В. Мороз: "Граница голодания (по данным ЮНЕСКО) -- 2400 калорий. Ниже
-- деградация умственная и физическая. В карцере, где я сижу (1967 г.
пятьдесят лет советской власти. -- Г.С.), "повышенная норма составляет 2020
калорий. А есть еще ниже -- 1324".
КРИВАЯ ГОСУДАРСТВЕННОЙ МОРАЛИ
Сталинщина
Д. Панин: уголовников отсутствие курева толкает на донос. Идут к "куму"

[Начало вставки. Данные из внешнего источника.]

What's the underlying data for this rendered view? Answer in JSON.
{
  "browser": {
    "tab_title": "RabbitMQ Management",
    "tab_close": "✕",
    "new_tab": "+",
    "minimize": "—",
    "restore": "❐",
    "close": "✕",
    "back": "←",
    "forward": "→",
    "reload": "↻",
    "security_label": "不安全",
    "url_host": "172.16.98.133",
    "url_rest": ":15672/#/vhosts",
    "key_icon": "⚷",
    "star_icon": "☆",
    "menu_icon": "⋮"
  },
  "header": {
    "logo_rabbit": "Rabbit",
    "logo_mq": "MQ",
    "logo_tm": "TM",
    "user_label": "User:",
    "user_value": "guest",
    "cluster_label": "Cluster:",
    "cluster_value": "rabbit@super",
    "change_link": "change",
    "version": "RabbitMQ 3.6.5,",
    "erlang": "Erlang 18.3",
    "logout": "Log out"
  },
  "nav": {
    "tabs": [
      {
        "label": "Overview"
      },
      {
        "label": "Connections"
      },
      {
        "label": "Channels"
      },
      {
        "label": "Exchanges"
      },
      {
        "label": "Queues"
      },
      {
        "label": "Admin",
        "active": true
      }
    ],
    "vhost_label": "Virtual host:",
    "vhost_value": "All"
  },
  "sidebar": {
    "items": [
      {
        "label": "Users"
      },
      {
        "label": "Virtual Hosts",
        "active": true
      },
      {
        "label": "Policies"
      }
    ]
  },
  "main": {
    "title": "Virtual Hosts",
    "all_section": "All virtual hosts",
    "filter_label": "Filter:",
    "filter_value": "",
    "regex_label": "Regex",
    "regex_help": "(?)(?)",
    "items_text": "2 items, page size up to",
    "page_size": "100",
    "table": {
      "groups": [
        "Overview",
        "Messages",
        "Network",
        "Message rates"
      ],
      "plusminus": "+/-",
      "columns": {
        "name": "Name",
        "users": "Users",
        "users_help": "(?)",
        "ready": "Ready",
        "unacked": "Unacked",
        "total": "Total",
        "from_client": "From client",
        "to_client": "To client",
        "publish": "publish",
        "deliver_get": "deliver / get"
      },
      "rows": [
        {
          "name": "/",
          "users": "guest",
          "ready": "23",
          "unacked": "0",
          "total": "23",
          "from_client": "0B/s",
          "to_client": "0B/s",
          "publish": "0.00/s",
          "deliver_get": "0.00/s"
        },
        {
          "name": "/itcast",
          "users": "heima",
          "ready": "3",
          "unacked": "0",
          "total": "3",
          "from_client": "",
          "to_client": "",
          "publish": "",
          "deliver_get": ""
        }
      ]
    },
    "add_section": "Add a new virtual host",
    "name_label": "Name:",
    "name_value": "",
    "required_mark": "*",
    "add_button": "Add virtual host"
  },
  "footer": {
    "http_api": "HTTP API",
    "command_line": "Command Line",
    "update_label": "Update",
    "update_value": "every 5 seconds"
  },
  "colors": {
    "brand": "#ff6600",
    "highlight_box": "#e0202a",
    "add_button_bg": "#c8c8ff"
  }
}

(оперуполномоченному): "Начальник, уши опухли. Дай закурить! Хотим заложить
контру. Ведет агитацию. Ругает порядки". -- "Сейчас оформим протокольчик, а
потом закурим".
После "восстановления ленинских норм":
А. Марченко: (зэк Будровский, оклеветавший Марченко, везет плату за
донос: конфеты, печенье. -- Г.С.)
"Откуда у тебя?" -- "Еще из Ашхабада, из тюрьмы... Мне следователь
выписывал". "Что-то мне ни копейки не выписывал". -- "Так, Толик, он
говорит, кто хорошо себя ведет". "Отрядный не выдает посылок из дому,
говорит, "надо заслужить". -- "Заслужить -- это известно, что значит..."
В. Мороз: "Майор Свердлов заявил (арестованному в 1957 г. Даниле
Шумуку. -- Г.С.): "Согласишься на сотрудничество с нами -- тут же при тебе
разорву ордер на арест и протоколы допросов..." Шумук снова поехал в Сибирь
-- отбывать десять лет каторги за то, что остался честным человеком".
ПЛОДЫ ГОСУДАРСТВЕННОЙ МОРАЛИ
После "восстановления ленинских норм":
А. Марченко: "самодеятельный хор "полицаев" исполняет песни "Партия --
наш рулевой", "Ленин всегда с тобой".
В зале хохот, улюлюканье, надзиратели орут: "В карцер за срыв
мероприятия!" Один раз спели "Бухенвальдский набат", но начальству почему-то
не понравилось".
В. Мороз: "Уполномоченный украинского КГБ в Мордовских лагерях капитан
Круть заявил мне: "А какие у вас претензии к Сталину?.. В целом он
заслуживает высокой оценки".
"Сталин был-- так порядок был" -- эти слова капитана Володина,
сказанные им на допросе Масютко во Львове, дают больше, чем целые тома для
уяснения генезиса КГБ и роли, исполняемой им теперь".
ДРУЖБА НАРОДОВ СССР
Сталинщина
Д. Панин: "Несколько раз чекисты делали неуклюжие попытки вызвать
взаимную резню между заключенными разных национальностей. Ставка делалась на
распрю между бандеровцами и магометанами (чеченцами, ингушами, татарами,
азербайджанцами). Но план сразу удалось разгадать и обезвредить. Особенно
старался устроить такую резню лейтенант Мочеховский".